Salah satunya berupa pembebasan bea masuk impor bahan baku plastik yang saat ini tengah difinalisasi melalui Peraturan Menteri Keuangan (PMK). Selain itu, ia mengatakan pemerintah juga akan memberikan tarif bea masuk nol persen untuk impor LPG sebagai bahan baku industri petrokimia selama enam bulan.
“Untuk industri chemicals, impor bahan baku plastik akan dinolkan dan PMK-nya sedang dibuat. Demikian pula untuk petrokimia yang kesulitan bahan baku, impor LPG juga kita berikan bea masuk nol untuk periode enam bulan ke depan,” kata Airlangga.
Proyeksi Pertumbuhan Ekonomi RI
Di sisi pembiayaan, ia menyebut penyaluran Kredit Usaha Rakyat (KUR) dan kredit perumahan terus berjalan dengan capaian yang dinilai positif. Kondisi sektor perbankan juga disebut tetap sehat, yang menurutnya tercermin dari pertumbuhan dana pihak ketiga (DPK) yang mencapai dua digit dan penyaluran kredit yang meningkat dibandingkan kuartal sebelumnya.
Di sisi lain, ia mengatakan sejumlah lembaga internasional juga masih memproyeksikan ekonomi Indonesia tumbuh sekitar 5% pada 2026.

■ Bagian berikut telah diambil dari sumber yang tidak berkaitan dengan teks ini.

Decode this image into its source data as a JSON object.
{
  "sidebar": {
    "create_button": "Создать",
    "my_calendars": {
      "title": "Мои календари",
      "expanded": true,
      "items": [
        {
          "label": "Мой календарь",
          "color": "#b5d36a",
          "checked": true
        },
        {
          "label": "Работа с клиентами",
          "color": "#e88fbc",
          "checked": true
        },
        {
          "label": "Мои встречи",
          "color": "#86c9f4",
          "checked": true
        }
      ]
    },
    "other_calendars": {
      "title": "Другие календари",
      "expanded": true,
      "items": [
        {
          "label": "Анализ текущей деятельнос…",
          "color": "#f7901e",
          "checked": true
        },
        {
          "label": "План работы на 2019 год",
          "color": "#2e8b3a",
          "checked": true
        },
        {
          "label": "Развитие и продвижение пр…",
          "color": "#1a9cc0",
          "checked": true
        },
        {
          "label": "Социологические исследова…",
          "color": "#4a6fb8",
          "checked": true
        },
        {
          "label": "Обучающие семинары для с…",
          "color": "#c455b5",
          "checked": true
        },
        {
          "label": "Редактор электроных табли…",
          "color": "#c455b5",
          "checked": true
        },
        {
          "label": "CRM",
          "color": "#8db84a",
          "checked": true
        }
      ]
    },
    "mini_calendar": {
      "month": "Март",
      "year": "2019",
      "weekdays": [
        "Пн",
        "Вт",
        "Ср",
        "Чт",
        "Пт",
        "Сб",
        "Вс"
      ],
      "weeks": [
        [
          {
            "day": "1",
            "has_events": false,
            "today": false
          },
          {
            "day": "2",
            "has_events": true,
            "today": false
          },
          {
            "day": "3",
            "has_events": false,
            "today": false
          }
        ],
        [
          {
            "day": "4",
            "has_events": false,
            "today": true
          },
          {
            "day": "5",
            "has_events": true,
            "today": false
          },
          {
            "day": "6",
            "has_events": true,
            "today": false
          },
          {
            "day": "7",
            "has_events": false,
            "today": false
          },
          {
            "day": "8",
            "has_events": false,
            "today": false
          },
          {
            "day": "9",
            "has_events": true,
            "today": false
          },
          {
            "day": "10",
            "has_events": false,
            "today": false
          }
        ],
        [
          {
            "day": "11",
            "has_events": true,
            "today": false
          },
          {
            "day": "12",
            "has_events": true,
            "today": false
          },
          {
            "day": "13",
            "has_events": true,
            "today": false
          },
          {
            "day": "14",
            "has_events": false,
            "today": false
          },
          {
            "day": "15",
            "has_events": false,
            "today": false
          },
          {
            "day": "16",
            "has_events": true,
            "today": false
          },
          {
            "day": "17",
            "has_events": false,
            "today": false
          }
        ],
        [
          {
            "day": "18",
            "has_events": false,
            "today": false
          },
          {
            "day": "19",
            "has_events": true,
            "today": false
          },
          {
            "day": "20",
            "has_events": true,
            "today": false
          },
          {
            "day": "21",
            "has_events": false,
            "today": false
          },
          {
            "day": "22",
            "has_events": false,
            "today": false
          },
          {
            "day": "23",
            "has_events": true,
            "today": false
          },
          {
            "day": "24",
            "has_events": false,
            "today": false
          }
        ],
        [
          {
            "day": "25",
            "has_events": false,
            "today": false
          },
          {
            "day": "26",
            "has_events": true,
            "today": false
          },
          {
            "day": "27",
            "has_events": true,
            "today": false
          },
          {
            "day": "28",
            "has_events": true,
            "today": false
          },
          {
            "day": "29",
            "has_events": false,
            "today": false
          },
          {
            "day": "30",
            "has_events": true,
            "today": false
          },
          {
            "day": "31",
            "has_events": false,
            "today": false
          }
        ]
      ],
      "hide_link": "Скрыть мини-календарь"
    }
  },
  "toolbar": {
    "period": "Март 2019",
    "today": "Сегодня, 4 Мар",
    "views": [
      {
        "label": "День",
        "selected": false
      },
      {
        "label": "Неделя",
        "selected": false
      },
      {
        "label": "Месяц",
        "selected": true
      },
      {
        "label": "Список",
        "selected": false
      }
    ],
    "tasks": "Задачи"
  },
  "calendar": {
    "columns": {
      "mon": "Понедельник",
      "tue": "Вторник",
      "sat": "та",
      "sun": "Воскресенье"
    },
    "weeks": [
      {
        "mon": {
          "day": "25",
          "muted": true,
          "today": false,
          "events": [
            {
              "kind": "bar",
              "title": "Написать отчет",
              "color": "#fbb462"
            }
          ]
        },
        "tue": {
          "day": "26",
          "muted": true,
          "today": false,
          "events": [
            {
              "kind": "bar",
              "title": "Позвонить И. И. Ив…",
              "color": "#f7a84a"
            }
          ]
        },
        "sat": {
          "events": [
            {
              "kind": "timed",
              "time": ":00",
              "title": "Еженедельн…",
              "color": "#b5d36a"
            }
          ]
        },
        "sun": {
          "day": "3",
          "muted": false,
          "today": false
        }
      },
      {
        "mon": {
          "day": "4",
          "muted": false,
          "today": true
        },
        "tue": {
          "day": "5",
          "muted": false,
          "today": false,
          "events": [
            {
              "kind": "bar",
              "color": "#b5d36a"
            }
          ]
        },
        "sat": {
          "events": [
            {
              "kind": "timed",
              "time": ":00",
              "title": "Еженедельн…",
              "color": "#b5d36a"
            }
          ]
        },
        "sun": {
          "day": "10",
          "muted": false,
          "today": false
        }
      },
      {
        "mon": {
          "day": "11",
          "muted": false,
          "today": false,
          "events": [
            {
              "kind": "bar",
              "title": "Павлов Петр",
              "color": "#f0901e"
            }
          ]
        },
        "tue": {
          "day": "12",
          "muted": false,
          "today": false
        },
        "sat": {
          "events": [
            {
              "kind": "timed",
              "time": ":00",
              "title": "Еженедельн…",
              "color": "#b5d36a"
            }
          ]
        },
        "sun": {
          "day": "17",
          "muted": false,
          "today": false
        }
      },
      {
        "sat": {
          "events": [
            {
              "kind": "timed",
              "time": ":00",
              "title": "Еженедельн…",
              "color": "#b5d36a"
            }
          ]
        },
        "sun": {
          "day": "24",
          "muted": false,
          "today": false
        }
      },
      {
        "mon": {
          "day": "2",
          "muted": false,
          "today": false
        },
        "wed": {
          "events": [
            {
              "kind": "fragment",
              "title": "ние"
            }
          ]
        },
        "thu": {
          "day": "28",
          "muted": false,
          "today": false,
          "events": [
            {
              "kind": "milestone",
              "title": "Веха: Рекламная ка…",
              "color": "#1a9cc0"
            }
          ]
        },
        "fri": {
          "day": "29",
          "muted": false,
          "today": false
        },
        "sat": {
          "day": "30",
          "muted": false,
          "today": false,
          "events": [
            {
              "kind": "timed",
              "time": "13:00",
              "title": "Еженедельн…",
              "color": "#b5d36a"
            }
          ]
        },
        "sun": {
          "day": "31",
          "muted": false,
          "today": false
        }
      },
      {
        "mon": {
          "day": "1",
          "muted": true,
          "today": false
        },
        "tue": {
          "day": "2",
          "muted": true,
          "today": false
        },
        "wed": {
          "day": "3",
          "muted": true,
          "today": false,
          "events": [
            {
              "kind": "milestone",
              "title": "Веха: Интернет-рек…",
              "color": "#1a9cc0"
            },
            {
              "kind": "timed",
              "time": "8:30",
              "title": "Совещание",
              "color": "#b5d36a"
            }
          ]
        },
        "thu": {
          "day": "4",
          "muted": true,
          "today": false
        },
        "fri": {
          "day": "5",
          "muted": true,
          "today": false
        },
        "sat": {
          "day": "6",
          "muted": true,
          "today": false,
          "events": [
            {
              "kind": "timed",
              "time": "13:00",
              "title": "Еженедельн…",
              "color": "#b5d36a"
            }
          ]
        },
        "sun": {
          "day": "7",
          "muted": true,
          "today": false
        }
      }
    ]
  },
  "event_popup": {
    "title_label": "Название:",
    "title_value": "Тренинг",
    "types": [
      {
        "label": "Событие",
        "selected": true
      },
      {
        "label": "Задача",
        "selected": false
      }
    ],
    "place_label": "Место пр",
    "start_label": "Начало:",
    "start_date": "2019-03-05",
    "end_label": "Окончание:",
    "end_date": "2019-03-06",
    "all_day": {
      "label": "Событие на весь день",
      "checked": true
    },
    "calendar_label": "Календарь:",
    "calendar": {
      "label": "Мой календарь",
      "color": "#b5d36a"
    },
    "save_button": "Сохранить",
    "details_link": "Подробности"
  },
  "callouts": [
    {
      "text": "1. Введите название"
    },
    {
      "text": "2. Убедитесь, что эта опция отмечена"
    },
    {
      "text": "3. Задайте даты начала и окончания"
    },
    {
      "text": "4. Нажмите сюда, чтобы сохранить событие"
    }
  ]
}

“Dari berbagai lembaga, baik World Bank, IMF, maupun OECD, pertumbuhan ekonomi kita masih dalam kisaran sekitar 5%. Jadi relatif semua menilai perekonomian kita aman dan solid,” katanya.
Kurs rupiah berada di level Rp 18.067 per dolar AS pada perdagangan Jumat (10/7). Rupiah masih melemah meski ada sentimen positif dari meredanya ketegangan geopolitik di Timur Tengah.